Pantha Du Prince - Black Noise (2010)

Driving, outside the window the world floats past. Beyond the glass you know that the air is cold, so cold it's hard to imagine the degree of shock as it hits your face. The grey day feels ancient, a longing that doesn't speak, time that won't tell you a thing. But it hardly matters because this moment is all the power left to help you transform into a blessed being. There's a softness that whistles in your ears and the pleasant aftertaste of life brings a smile to your face. Nothing could be better than the reality of this creative dance as it blossoms in your mind like spilled ink. It flows slowly until your heart is consumed with love. Oh my God, the heat that spreads out of that awareness is so damn exquisite that a light begins to grow and blot out all the shadows that were trying to creep inside. The splatter of muddy ice as it hits the windshield is the only thing that can bring you back to reality. This place, this drive, as the coldness settles in once again. It's okay, because a warm hand reaches over and squeezes a happy essence into your palm, a squishy beautiful pulse that is the heart of love, of the God of nurture. You can share that with the world, no matter how cold it is outside your window as the trees and the snow and the bleak mountains whisk away.

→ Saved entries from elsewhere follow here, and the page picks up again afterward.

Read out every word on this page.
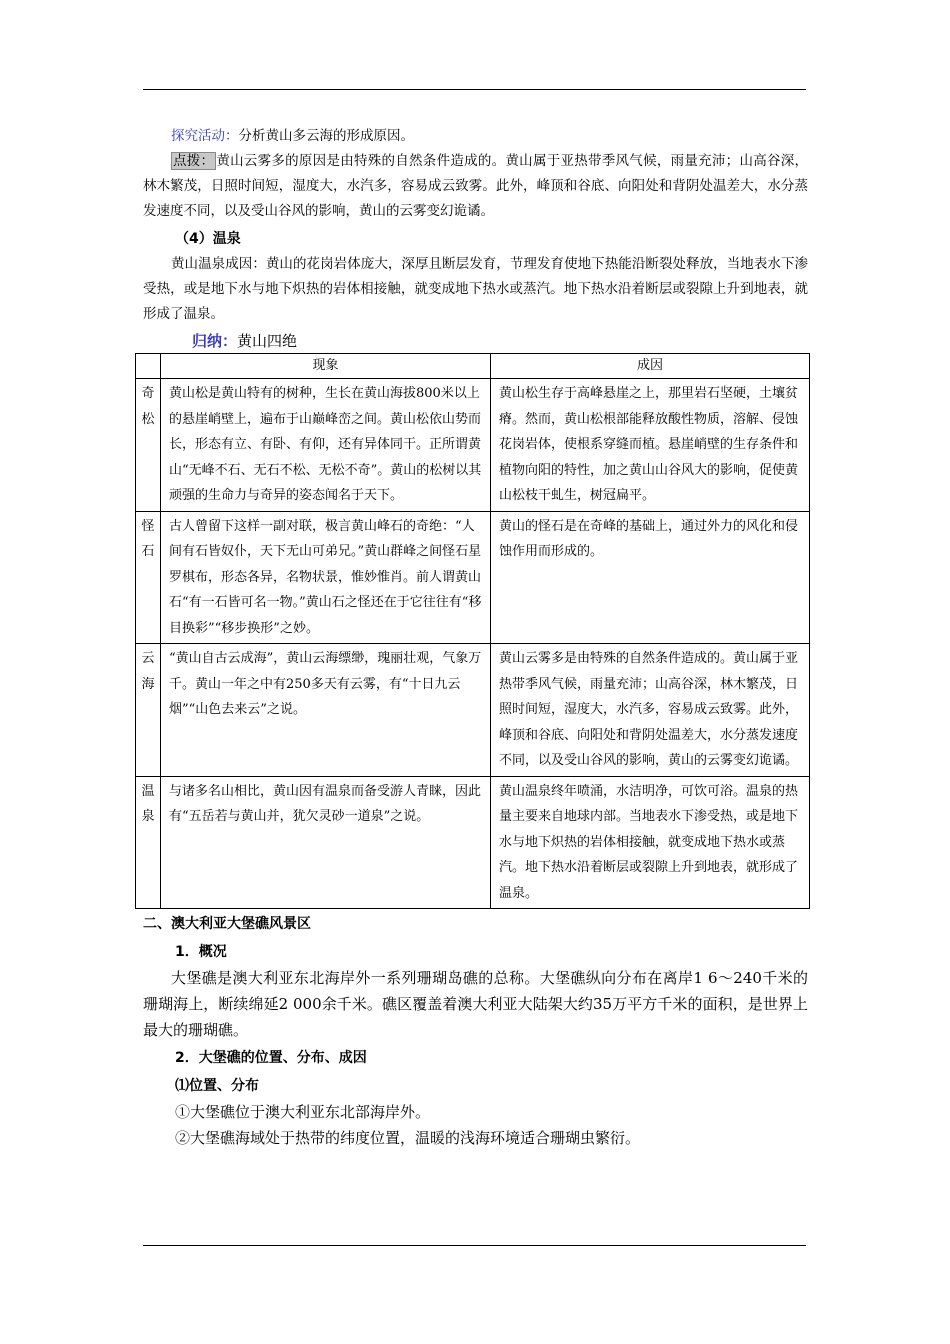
探究活动：分析黄山多云海的形成原因。

点拨： 黄山云雾多的原因是由特殊的自然条件造成的。黄山属于亚热带季风气候，雨量充沛；山高谷深，林木繁茂，日照时间短，湿度大，水汽多，容易成云致雾。此外，峰顶和谷底、向阳处和背阴处温差大，水分蒸发速度不同，以及受山谷风的影响，黄山的云雾变幻诡谲。

（4）温泉

黄山温泉成因：黄山的花岗岩体庞大，深厚且断层发育，节理发育使地下热能沿断裂处释放，当地表水下渗受热，或是地下水与地下炽热的岩体相接触，就变成地下热水或蒸汽。地下热水沿着断层或裂隙上升到地表，就形成了温泉。

归纳：黄山四绝

	现象	成因
奇松	黄山松是黄山特有的树种，生长在黄山海拔800米以上的悬崖峭壁上，遍布于山巅峰峦之间。黄山松依山势而长，形态有立、有卧、有仰，还有异体同干。正所谓黄山“无峰不石、无石不松、无松不奇”。黄山的松树以其顽强的生命力与奇异的姿态闻名于天下。	黄山松生存于高峰悬崖之上，那里岩石坚硬，土壤贫瘠。然而，黄山松根部能释放酸性物质，溶解、侵蚀花岗岩体，使根系穿缝而植。悬崖峭壁的生存条件和植物向阳的特性，加之黄山山谷风大的影响，促使黄山松枝干虬生，树冠扁平。
怪石	古人曾留下这样一副对联，极言黄山峰石的奇绝：“人间有石皆奴仆，天下无山可弟兄。”黄山群峰之间怪石星罗棋布，形态各异，名物状景，惟妙惟肖。前人谓黄山石“有一石皆可名一物。”黄山石之怪还在于它往往有“移目换彩”“移步换形”之妙。	黄山的怪石是在奇峰的基础上，通过外力的风化和侵蚀作用而形成的。
云海	“黄山自古云成海”，黄山云海缥缈，瑰丽壮观，气象万千。黄山一年之中有250多天有云雾，有“十日九云烟”“山色去来云”之说。	黄山云雾多是由特殊的自然条件造成的。黄山属于亚热带季风气候，雨量充沛；山高谷深，林木繁茂，日照时间短，湿度大，水汽多，容易成云致雾。此外，峰顶和谷底、向阳处和背阴处温差大，水分蒸发速度不同，以及受山谷风的影响，黄山的云雾变幻诡谲。
温泉	与诸多名山相比，黄山因有温泉而备受游人青睐，因此有“五岳若与黄山并，犹欠灵砂一道泉”之说。	黄山温泉终年喷涌，水洁明净，可饮可浴。温泉的热量主要来自地球内部。当地表水下渗受热，或是地下水与地下炽热的岩体相接触，就变成地下热水或蒸汽。地下热水沿着断层或裂隙上升到地表，就形成了温泉。

二、澳大利亚大堡礁风景区

1．概况

大堡礁是澳大利亚东北海岸外一系列珊瑚岛礁的总称。大堡礁纵向分布在离岸1 6～240千米的珊瑚海上，断续绵延2 000余千米。礁区覆盖着澳大利亚大陆架大约35万平方千米的面积，是世界上最大的珊瑚礁。

2．大堡礁的位置、分布、成因

⑴位置、分布

①大堡礁位于澳大利亚东北部海岸外。

②大堡礁海域处于热带的纬度位置，温暖的浅海环境适合珊瑚虫繁衍。
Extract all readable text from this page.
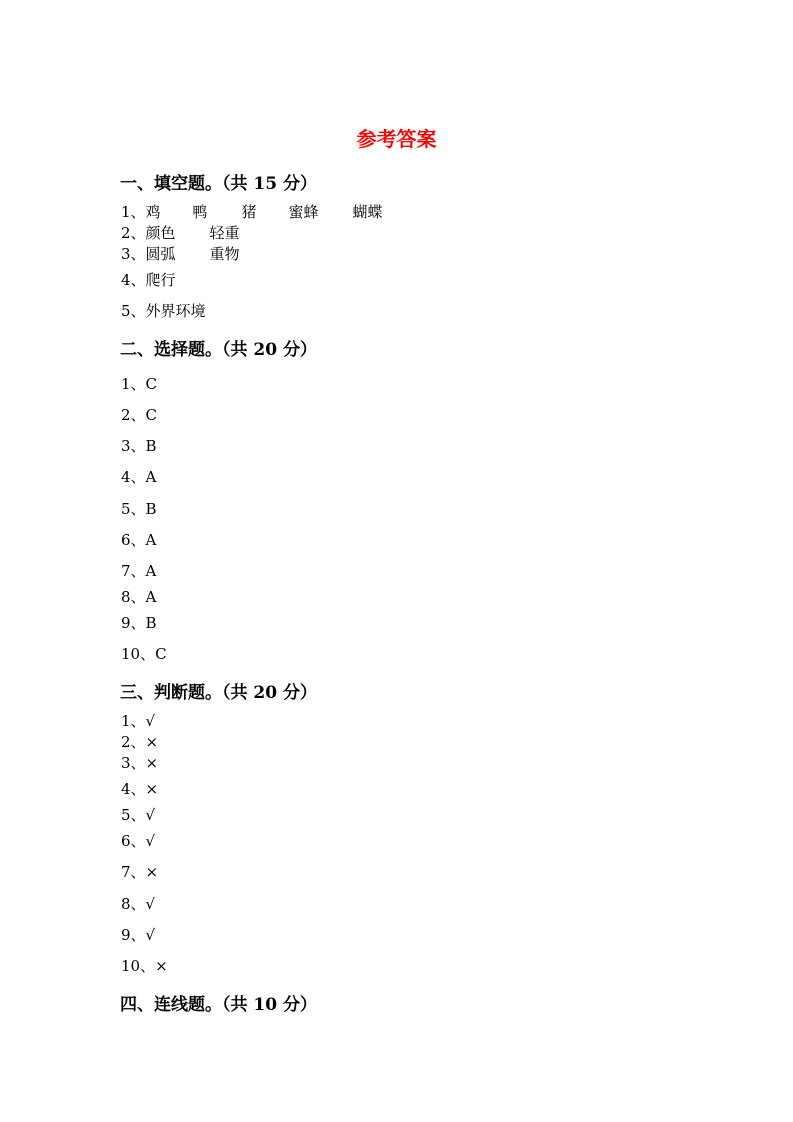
参考答案
一、填空题。（共 15 分）
1、鸡 鸭 猪 蜜蜂 蝴蝶
2、颜色 轻重
3、圆弧 重物
4、爬行
5、外界环境
二、选择题。（共 20 分）
1、C
2、C
3、B
4、A
5、B
6、A
7、A
8、A
9、B
10、C
三、判断题。（共 20 分）
1、√
2、×
3、×
4、×
5、√
6、√
7、×
8、√
9、√
10、×
四、连线题。（共 10 分）
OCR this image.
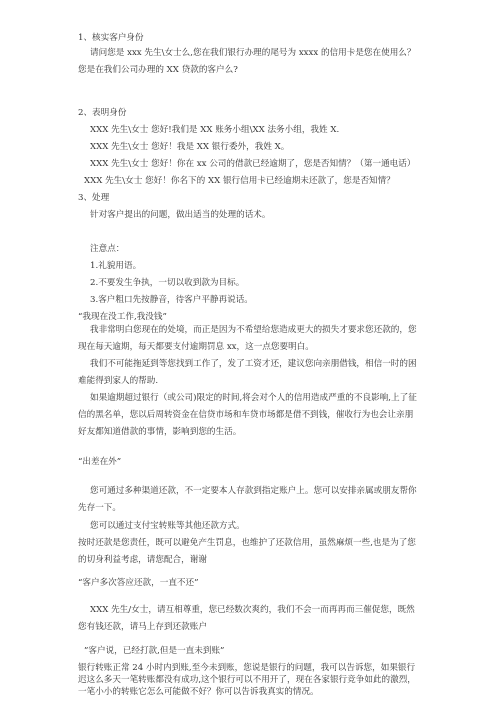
1、核实客户身份
请问您是 xxx 先生\女士么,您在我们银行办理的尾号为 xxxx 的信用卡是您在使用么？您是在我们公司办理的 XX 贷款的客户么?
2、表明身份
XXX 先生\女士 您好!我们是 XX 账务小组\XX 法务小组，我姓 X.
XXX 先生\女士 您好！我是 XX 银行委外，我姓 X。
XXX 先生\女士 您好！你在 xx 公司的借款已经逾期了，您是否知情？（第一通电话）
XXX 先生\女士 您好！你名下的 XX 银行信用卡已经逾期未还款了，您是否知情？
3、处理
针对客户提出的问题，做出适当的处理的话术。
注意点：
1.礼貌用语。
2.不要发生争执，一切以收到款为目标。
3.客户粗口先按静音，待客户平静再说话。
“我现在没工作,我没钱”
我非常明白您现在的处境，而正是因为不希望给您造成更大的损失才要求您还款的，您现在每天逾期，每天都要支付逾期罚息 xx，这一点您要明白。
我们不可能拖延到等您找到工作了，发了工资才还，建议您向亲朋借钱，相信一时的困难能得到家人的帮助.
如果逾期超过银行（或公司)限定的时间,将会对个人的信用造成严重的不良影响,上了征信的黑名单，您以后周转资金在信贷市场和车贷市场都是借不到钱，催收行为也会让亲朋好友都知道借款的事情，影响到您的生活。
“出差在外”
您可通过多种渠道还款，不一定要本人存款到指定账户上。您可以安排亲属或朋友帮你先存一下。
您可以通过支付宝转账等其他还款方式。
按时还款是您责任，既可以避免产生罚息，也维护了还款信用，虽然麻烦一些,也是为了您的切身利益考虑，请您配合，谢谢
“客户多次答应还款，一直不还”
XXX 先生/女士，请互相尊重，您已经数次爽约，我们不会一而再再而三催促您，既然您有钱还款，请马上存到还款账户
”客户说，已经打款,但是一直未到账”
银行转账正常 24 小时内到账,至今未到账，您说是银行的问题，我可以告诉您，如果银行迟这么多天一笔转账都没有成功,这个银行可以不用开了，现在各家银行竞争如此的激烈，一笔小小的转账它怎么可能做不好？你可以告诉我真实的情况。
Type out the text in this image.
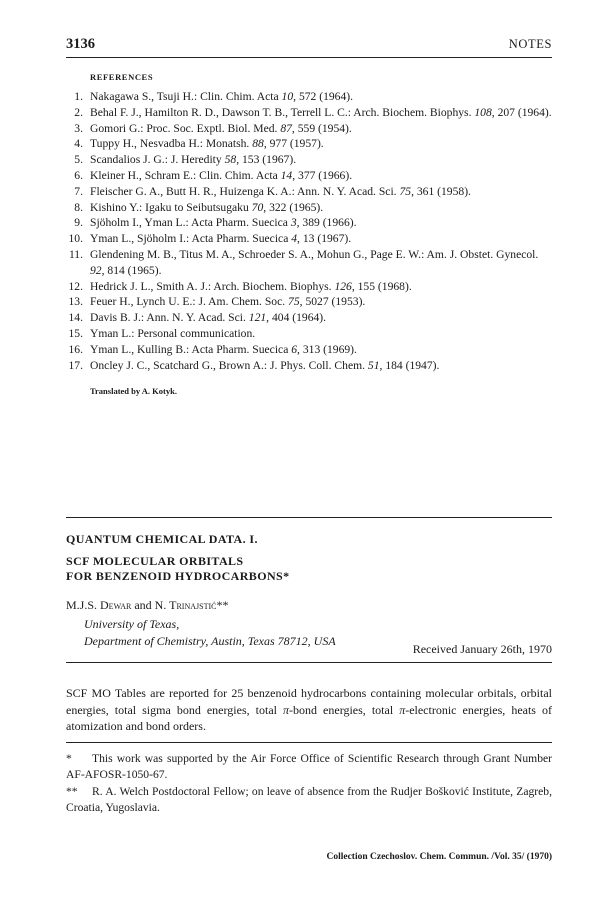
3136	NOTES
REFERENCES
1. Nakagawa S., Tsuji H.: Clin. Chim. Acta 10, 572 (1964).
2. Behal F. J., Hamilton R. D., Dawson T. B., Terrell L. C.: Arch. Biochem. Biophys. 108, 207 (1964).
3. Gomori G.: Proc. Soc. Exptl. Biol. Med. 87, 559 (1954).
4. Tuppy H., Nesvadba H.: Monatsh. 88, 977 (1957).
5. Scandalios J. G.: J. Heredity 58, 153 (1967).
6. Kleiner H., Schram E.: Clin. Chim. Acta 14, 377 (1966).
7. Fleischer G. A., Butt H. R., Huizenga K. A.: Ann. N. Y. Acad. Sci. 75, 361 (1958).
8. Kishino Y.: Igaku to Seibutsugaku 70, 322 (1965).
9. Sjöholm I., Yman L.: Acta Pharm. Suecica 3, 389 (1966).
10. Yman L., Sjöholm I.: Acta Pharm. Suecica 4, 13 (1967).
11. Glendening M. B., Titus M. A., Schroeder S. A., Mohun G., Page E. W.: Am. J. Obstet. Gynecol. 92, 814 (1965).
12. Hedrick J. L., Smith A. J.: Arch. Biochem. Biophys. 126, 155 (1968).
13. Feuer H., Lynch U. E.: J. Am. Chem. Soc. 75, 5027 (1953).
14. Davis B. J.: Ann. N. Y. Acad. Sci. 121, 404 (1964).
15. Yman L.: Personal communication.
16. Yman L., Kulling B.: Acta Pharm. Suecica 6, 313 (1969).
17. Oncley J. C., Scatchard G., Brown A.: J. Phys. Coll. Chem. 51, 184 (1947).
Translated by A. Kotyk.
QUANTUM CHEMICAL DATA. I.
SCF MOLECULAR ORBITALS
FOR BENZENOID HYDROCARBONS*
M.J.S. Dewar and N. Trinajstić**
University of Texas,
Department of Chemistry, Austin, Texas 78712, USA
Received January 26th, 1970
SCF MO Tables are reported for 25 benzenoid hydrocarbons containing molecular orbitals, orbital energies, total sigma bond energies, total π-bond energies, total π-electronic energies, heats of atomization and bond orders.
* This work was supported by the Air Force Office of Scientific Research through Grant Number AF-AFOSR-1050-67.
** R. A. Welch Postdoctoral Fellow; on leave of absence from the Rudjer Bošković Institute, Zagreb, Croatia, Yugoslavia.
Collection Czechoslov. Chem. Commun. /Vol. 35/ (1970)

Beeswax - Andrew Bujalski (2009)

I'm a big fan of movies that are about human connections, without all of the preaching boredom that diminsihes the reality of that connection. Isn't it strange that we've come to expect all of the manipulative bullshit from a rom-com and every second of that BS truly detroys any sentimentality we might cherish in our own hearts? We give up the power that we have to imagine a beautiful human interaction beacuse of the despicable art of squeezing a dollar out of a dime. I despise nothing more than that facade that comes across our screens in Julia Roberts format. Andrew Bujalski doesn't care about any of that shit and he's one of my heroes because fo it. He gives us a stroll down the sweet avenues of our lives without any of the pretense garnered for studio acclaim. His movies are about real people who are simply dealing with their lives...and it's interesting! Because I know that so many others try to make these down to earth films and after twenty minutes we're ready to shoot our teevee. But Beeswax isn't like that. It's just cool and sweet and lovely. It's about two twin sisters who are dealing with various struggles in life as they've reached the age where they're now considered grown up. One, Jeannie, owns a second-hand store and is having some issues with her business partner. She is paraplegic but Bujalski never uses her disability as some heavy-handed prop so that we'll truly understand the greater burden of her life. No, it just happens to be the reality of her existence and that's it. Her sister Lauren is trying to decide if she should take an opportunituy to go to Kenya to teach English, which seems like the best option for her life at the moment. The two of them live together and share their lives as they probably would in real life. They stumble through relationships and deal with monetary issues and family dynamics and simply travel through their days just like the rest of us. It's very quirky and honest and just the type of movie I would love to make.